HR crucial to transformation
For those who have taken the plunge, the future looks bright. According to Gartner, 56% of CEOs said digital improvements have led to revenue growth over the past year – inspiring greater investment and experimentation whilst 68% of executives believe that the addition of collaborative working between HR and AI will lead to significant financial gains. In fact, so essential is the march of technological innovation in the field of HR, that 40% of respondents to 2019’s PTC study of HR leaders named improvement to operational efficiency through digital transformation as the most essential element in their business plan.
With more and more emphasis being placed on the significance of HR practices to overall business success – nearly 80% of Millennials look for a cultural and people fit over salary, according to Zety research – it’s essential that companies of all sizes have effective ways to communicate. Whilst traditionally this may have been through townhalls or individual site visits, much of these internal communications have undergone a digital transformation. For example, professional communications platform Slack has over 10million active daily users from 85,000 paid organisation users, whilst competitor Flock, which emphasises its ability to create digital project silos is set to add 8,000 new paid business customers this year.
Best of both worlds
Whilst some employees may be weary of digital transformation and AI due to its infamous reputation, the vast majority of businesses aren’t looking to replace current staff due to its presence and won’t any time soon. A PwC study found that 80% of businesses and tech leaders say that AI will boost productivity and create jobs going forward. The research also concludes that 72% of business decision-makers state that AI will enable humans to concentrate on more meaningful work. In addition, according to PTC, six in 10 enterprise executives believe digital transformation-enabling technology will play an essential role in their business strategies from 2020 onward.

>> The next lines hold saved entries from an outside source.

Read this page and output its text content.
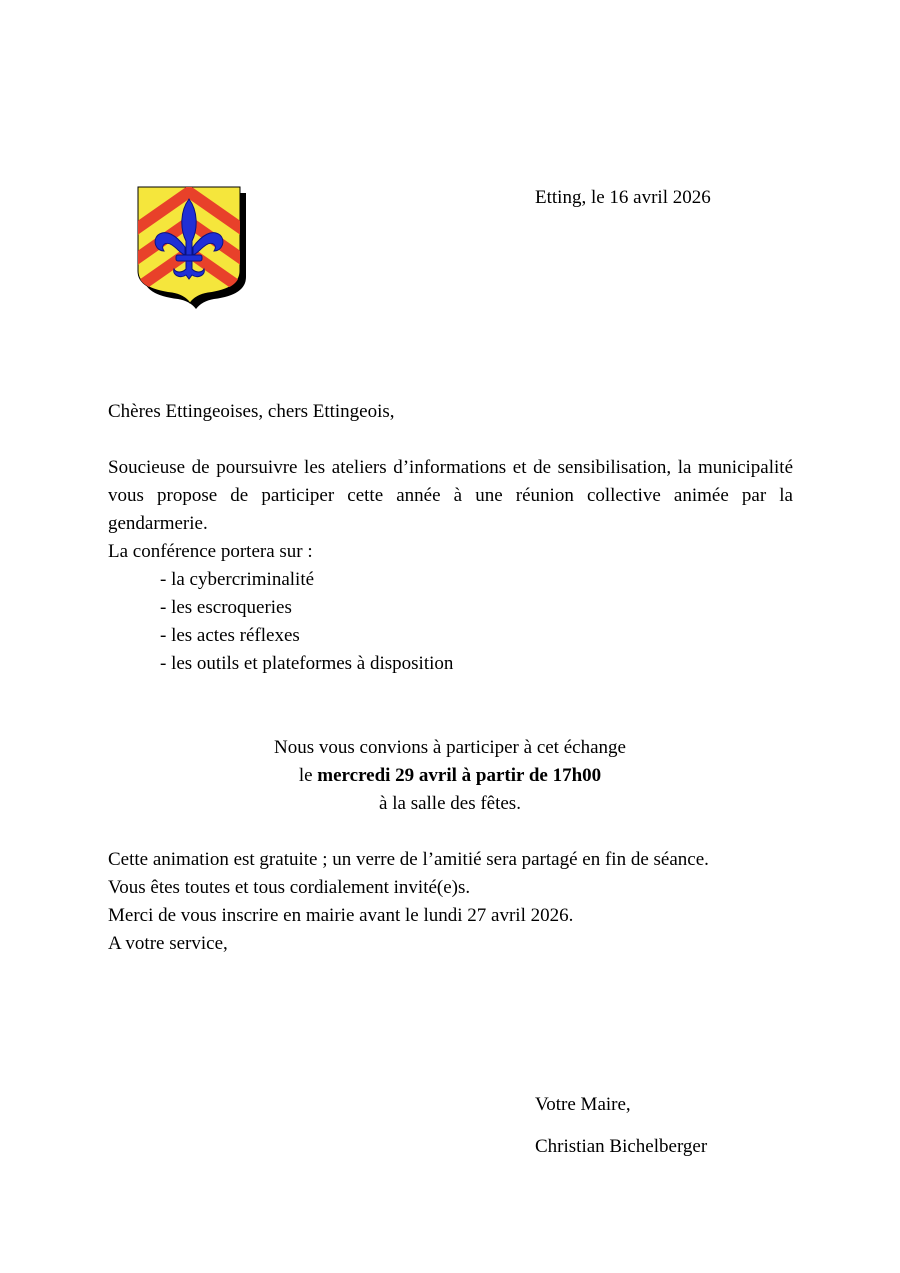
Etting, le 16 avril 2026
Chères Ettingeoises, chers Ettingeois,
Soucieuse de poursuivre les ateliers d’informations et de sensibilisation, la municipalité vous propose de participer cette année à une réunion collective animée par la gendarmerie.
La conférence portera sur :
- la cybercriminalité
- les escroqueries
- les actes réflexes
- les outils et plateformes à disposition
Nous vous convions à participer à cet échange
le mercredi 29 avril à partir de 17h00
à la salle des fêtes.
Cette animation est gratuite ; un verre de l’amitié sera partagé en fin de séance.
Vous êtes toutes et tous cordialement invité(e)s.
Merci de vous inscrire en mairie avant le lundi 27 avril 2026.
A votre service,
Votre Maire,
Christian Bichelberger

IBM is not only a supplier of digital-first HR technology, it’s also a consumer. In the company’s HR department, AI is currently being leveraged to not only reactively improve productivity and reduce the margin for errors, but also proactively give employees much greater insight into their future careers within the firm.
Being a tech giant itself, the company looked inward to create its own resource called ‘Watson Career Coach’, which is freely available to all employees and which acts as an advisor to those who are considering their own future growth within IBM.
It works by integrating questions; it asks employees with historic knowledge such as CV information and company records to provide job opportunity matches. Since being introduced, the resource has not only helped match workers to their optimal career path, IBM claims that it has also boosted employee engagement across the company.